Typeclass for types supporting bitwise operations.

$$\text{Bits}(\alpha)$$ requires at minimum: bitwise AND, OR, XOR, complement, shifts, bit testing, and a notion of zero bits.

Corresponds to Haskell's Data.Bits.Bits.

and : α → α → α
Bitwise AND. $$a \mathbin{\&} b$$
or : α → α → α
Bitwise OR. $$a \mathbin{|} b$$
xor : α → α → α
Bitwise XOR. $$a \oplus b$$
complement : α → α
Bitwise complement. $$\sim a$$
shiftL : α → Nat → α
Left shift by $n$ bits. $$a \ll n$$
shiftR : α → Nat → α
Right shift by $n$ bits. $$a \gg n$$
testBit : α → Nat → Bool
Test bit at position $n$ (zero-indexed from LSB). $$\text{testBit}(a, n) = ((a \gg n) \mathbin{\&} 1) \neq 0$$
bit : Nat → α
The value with only bit $n$ set. $$\text{bit}(n) = 1 \ll n$$
popCount : α → Nat
Count the number of set bits (population count). $$\text{popCount}(a) = |\{i \mid \text{testBit}(a, i)\}|$$
zeroBits : α
The all-zeros value. $$\text{zeroBits} = 0$$
bitSizeMaybe : Option Nat
Bit size if fixed-width, none for arbitrary-width. $$\text{bitSizeMaybe} \in \{\text{none}\} \cup \{\text{some}(n) \mid n \in \mathbb{N}\}$$

Instances

class Data.FiniteBits (α : Type u) extends Data.Bits α :

Typeclass for fixed-width bit types, extending Bits.

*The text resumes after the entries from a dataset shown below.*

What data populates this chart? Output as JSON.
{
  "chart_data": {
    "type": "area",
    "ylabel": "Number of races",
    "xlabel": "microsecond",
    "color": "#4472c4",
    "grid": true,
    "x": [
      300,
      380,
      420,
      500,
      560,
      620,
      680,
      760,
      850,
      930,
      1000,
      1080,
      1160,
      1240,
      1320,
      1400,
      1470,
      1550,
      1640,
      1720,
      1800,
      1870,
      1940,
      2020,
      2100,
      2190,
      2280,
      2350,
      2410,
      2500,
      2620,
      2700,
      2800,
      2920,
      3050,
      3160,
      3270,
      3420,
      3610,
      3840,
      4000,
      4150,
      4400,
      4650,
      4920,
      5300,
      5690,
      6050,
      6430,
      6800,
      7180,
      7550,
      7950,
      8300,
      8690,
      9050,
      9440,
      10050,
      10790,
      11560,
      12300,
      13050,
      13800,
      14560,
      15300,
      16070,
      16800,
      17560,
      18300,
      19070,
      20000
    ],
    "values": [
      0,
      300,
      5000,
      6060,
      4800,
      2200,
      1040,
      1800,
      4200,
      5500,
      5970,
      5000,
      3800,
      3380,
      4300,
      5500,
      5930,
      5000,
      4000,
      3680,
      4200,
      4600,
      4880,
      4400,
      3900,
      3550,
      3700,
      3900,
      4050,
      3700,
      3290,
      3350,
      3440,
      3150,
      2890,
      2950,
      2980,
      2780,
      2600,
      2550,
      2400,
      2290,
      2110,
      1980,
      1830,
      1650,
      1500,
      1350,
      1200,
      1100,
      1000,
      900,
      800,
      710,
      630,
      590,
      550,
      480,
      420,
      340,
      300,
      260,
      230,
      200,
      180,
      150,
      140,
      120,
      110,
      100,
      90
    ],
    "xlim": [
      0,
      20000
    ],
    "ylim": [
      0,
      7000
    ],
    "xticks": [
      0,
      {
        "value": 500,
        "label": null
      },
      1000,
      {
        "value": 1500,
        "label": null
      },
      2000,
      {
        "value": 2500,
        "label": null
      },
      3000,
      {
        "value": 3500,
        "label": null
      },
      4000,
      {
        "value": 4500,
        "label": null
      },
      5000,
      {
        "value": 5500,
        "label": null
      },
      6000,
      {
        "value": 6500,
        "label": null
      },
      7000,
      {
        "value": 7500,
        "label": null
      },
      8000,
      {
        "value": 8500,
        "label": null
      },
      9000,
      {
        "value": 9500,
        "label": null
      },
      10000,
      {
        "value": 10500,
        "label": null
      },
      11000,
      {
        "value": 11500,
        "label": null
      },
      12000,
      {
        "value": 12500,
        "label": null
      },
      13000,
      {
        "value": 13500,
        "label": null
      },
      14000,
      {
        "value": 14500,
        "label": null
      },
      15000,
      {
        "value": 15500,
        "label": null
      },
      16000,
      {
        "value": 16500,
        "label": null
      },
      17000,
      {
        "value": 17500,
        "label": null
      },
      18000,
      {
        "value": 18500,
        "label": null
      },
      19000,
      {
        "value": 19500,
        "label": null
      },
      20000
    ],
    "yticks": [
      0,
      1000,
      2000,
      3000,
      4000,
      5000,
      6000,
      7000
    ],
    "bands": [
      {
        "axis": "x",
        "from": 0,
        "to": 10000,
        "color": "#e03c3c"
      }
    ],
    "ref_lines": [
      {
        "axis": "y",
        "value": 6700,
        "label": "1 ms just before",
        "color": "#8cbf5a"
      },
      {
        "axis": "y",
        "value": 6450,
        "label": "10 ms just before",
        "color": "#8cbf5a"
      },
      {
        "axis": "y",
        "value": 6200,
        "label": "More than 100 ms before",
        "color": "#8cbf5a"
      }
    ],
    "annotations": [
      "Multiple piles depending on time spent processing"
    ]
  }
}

$$\text{FiniteBits}(\alpha)$$ adds finiteBitSize, countLeadingZeros, and countTrailingZeros.

and : α → α → α
or : α → α → α
xor : α → α → α
complement : α → α
shiftL : α → Nat → α
shiftR : α → Nat → α
testBit : α → Nat → Bool
bit : Nat → α
popCount : α → Nat
zeroBits : α
bitSizeMaybe : Option Nat
finiteBitSize : Nat
The fixed bit width. $$\text{finiteBitSize} \in \mathbb{N}$$
popCountBounded : α → { n : Nat // n ≤ finiteBitSize α }
Count of set bits (population count), bounded by finiteBitSize. $$\text{popCount}(a) \leq \text{finiteBitSize}$$
countLeadingZeros : α → { n : Nat // n ≤ finiteBitSize α }
Count of leading zeros from MSB, bounded by finiteBitSize.
countTrailingZeros : α → { n : Nat // n ≤ finiteBitSize α }
Count of trailing zeros from LSB, bounded by finiteBitSize.